やがてシナリオ学校を修了し、アルバイトをしながらオリジナルの何作かをコンクールに送ってみたが、箸にも棒にも引っかかることはなかった。
1次すら通過することができず、これには正直ヘコんだ。
そのうちコンクールに受かるためには、とか審査員ウケのいい作品とは、とか余計なことを考え出すと、今度は自分が本当は何を書きたかったのがわからなくなってきた。
やがてストーリーを紡ぎ出すはずの最初の1文字すら打てなくなった。

そう、まるでかつてのバンド活動末期の時に似ていた。
またコレか…と深く大きなため息が出た。

子羊をひろう神は人工知能の夢をみる

そんなこんなでまたどん詰まりになってしまった。
年齢も40代を越えてしまった頃だ。
大学時代の先輩から連絡があった。
当時は人工知能に関してのベンチャーを立ち上げたばかりの社長でもある。

以前、酒の席で再会した時に、シナリオの学校に通って勉強している、という話をしていたのだが、それで興味を持ったらしく「人と会話できる人工知能」を目指していた先輩から、会社に参加してシナリオのノウハウを会話AIに役立ててくれないか、と話を持ちかけられた。

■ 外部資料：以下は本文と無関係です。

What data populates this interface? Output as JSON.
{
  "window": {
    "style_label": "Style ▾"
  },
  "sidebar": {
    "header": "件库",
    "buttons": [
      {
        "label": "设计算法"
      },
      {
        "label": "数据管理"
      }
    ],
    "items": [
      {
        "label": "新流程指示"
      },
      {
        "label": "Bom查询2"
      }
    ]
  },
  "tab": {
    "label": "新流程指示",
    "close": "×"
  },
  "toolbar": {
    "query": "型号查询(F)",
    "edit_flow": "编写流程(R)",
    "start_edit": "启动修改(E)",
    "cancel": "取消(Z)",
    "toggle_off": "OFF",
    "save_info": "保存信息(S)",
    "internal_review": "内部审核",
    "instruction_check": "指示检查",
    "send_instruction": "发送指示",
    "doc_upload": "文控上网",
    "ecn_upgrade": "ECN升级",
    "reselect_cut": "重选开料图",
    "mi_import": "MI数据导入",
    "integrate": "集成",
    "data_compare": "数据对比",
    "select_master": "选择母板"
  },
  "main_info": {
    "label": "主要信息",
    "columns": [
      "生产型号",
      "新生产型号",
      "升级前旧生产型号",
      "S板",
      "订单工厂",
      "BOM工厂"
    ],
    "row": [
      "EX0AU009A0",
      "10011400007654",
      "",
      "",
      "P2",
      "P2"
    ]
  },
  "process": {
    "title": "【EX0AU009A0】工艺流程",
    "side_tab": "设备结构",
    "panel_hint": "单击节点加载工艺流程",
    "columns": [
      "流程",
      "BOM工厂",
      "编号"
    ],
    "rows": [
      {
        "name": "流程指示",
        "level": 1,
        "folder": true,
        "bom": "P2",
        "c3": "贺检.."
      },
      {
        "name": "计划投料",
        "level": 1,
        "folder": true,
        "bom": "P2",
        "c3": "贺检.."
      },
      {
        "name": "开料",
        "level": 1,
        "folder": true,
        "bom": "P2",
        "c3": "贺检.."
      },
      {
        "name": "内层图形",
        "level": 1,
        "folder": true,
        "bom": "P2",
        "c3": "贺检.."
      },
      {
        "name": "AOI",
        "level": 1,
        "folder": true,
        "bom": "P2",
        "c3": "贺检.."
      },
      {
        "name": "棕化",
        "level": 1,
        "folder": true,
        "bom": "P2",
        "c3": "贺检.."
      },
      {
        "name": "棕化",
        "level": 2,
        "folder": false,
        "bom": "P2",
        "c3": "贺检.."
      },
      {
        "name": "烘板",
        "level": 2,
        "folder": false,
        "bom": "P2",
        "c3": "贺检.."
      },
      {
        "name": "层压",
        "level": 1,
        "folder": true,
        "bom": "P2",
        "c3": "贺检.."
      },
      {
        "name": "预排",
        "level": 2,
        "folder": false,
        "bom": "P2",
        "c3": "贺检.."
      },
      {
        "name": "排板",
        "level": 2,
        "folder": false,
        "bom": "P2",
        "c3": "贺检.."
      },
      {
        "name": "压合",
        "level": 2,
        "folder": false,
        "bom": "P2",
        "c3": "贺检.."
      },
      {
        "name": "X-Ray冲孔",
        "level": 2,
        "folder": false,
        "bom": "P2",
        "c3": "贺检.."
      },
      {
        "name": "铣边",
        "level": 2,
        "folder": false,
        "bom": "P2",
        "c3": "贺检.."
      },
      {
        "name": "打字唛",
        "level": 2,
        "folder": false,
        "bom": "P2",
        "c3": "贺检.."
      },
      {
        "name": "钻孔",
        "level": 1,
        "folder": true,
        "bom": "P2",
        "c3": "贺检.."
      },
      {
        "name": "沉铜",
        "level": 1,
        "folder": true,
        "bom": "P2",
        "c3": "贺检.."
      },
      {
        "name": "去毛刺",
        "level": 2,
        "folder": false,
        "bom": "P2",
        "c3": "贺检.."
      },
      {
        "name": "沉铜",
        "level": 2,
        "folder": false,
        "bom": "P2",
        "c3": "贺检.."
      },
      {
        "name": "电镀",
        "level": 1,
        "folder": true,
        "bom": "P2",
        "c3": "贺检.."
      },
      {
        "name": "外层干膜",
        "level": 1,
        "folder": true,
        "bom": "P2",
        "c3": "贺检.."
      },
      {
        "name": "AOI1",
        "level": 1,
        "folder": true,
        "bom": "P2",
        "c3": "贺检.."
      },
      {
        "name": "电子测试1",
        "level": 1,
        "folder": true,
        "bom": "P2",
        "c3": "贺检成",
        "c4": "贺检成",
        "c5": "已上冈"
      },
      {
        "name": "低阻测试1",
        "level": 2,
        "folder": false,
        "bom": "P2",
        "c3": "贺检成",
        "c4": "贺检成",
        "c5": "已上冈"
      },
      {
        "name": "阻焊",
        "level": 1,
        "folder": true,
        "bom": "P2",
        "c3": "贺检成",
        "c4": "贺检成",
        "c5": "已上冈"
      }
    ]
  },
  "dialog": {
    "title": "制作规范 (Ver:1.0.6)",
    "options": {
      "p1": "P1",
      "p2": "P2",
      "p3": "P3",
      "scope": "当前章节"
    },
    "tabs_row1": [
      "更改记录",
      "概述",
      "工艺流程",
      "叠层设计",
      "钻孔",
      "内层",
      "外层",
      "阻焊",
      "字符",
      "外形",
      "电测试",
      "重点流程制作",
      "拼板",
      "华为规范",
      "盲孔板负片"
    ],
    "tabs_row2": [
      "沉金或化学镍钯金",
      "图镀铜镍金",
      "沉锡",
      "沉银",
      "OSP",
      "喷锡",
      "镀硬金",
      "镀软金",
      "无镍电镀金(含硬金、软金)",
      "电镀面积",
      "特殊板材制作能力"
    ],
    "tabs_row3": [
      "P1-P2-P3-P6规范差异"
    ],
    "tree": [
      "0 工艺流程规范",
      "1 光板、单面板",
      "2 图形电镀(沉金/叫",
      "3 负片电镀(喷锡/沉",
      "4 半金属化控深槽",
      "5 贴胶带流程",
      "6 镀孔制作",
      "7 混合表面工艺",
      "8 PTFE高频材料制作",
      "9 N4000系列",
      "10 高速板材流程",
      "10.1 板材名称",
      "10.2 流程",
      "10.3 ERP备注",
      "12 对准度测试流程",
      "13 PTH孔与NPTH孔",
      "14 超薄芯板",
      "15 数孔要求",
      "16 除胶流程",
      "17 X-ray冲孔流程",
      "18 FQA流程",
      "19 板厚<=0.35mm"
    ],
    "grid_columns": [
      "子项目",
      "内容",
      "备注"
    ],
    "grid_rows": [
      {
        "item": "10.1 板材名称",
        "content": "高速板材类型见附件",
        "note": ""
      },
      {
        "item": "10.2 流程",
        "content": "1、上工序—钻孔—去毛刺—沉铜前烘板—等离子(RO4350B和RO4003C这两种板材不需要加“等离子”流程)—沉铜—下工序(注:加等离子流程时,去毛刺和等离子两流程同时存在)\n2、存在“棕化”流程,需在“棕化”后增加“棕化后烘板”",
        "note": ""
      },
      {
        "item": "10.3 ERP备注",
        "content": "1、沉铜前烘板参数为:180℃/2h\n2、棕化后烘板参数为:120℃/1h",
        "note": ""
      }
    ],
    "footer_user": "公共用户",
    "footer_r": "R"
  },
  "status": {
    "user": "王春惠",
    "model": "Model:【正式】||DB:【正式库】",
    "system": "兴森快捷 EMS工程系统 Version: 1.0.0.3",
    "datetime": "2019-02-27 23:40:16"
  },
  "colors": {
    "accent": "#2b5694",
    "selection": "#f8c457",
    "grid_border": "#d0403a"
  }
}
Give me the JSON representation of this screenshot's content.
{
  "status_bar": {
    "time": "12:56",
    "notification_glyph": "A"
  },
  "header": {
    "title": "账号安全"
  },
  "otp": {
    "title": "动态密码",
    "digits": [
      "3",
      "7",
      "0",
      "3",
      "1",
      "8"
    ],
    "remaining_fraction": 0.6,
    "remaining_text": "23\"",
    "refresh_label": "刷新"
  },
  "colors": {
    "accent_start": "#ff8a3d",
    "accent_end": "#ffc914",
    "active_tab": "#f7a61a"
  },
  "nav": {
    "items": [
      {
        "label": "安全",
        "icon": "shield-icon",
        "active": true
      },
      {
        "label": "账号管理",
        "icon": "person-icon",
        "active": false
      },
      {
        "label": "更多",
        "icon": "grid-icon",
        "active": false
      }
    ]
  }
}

先のないアルバイト生活に見切りをつけて、この話に飛びついたのは言うまでもない。
2015年の冬のことだった。

それが、今も在籍している会社となる。

なんせ人数が決して多くはないベンチャーゆえ、ただ会話AIに関するシナリオを書いていればいい、と言うわけにはいかない。
AIが発話する際の音声合成のチューニングやら、PRのための動画編集やら、いままでやったことのない分野の作業も覚えなくてはいけなかった。

それはそれで楽しいものではあったのだが、どうにも苦手なことにも手を出さざるを得なくなり、それが積み重なって適応障害となってしまった。
*その辺りの経緯については、以前に - ここに至るまでの数年間のあれこれ - で書かせてもらった。

いま現在はコロナ禍以降はほぼリモートワークということもあり、自分のペースで仕事ができている。
もちろん体調が厳しい時もあるが、ひと頃に比べればだいぶマシになったとは思う。

願わくば、こころ安らかに、穏やかな日々を過ごせんことを。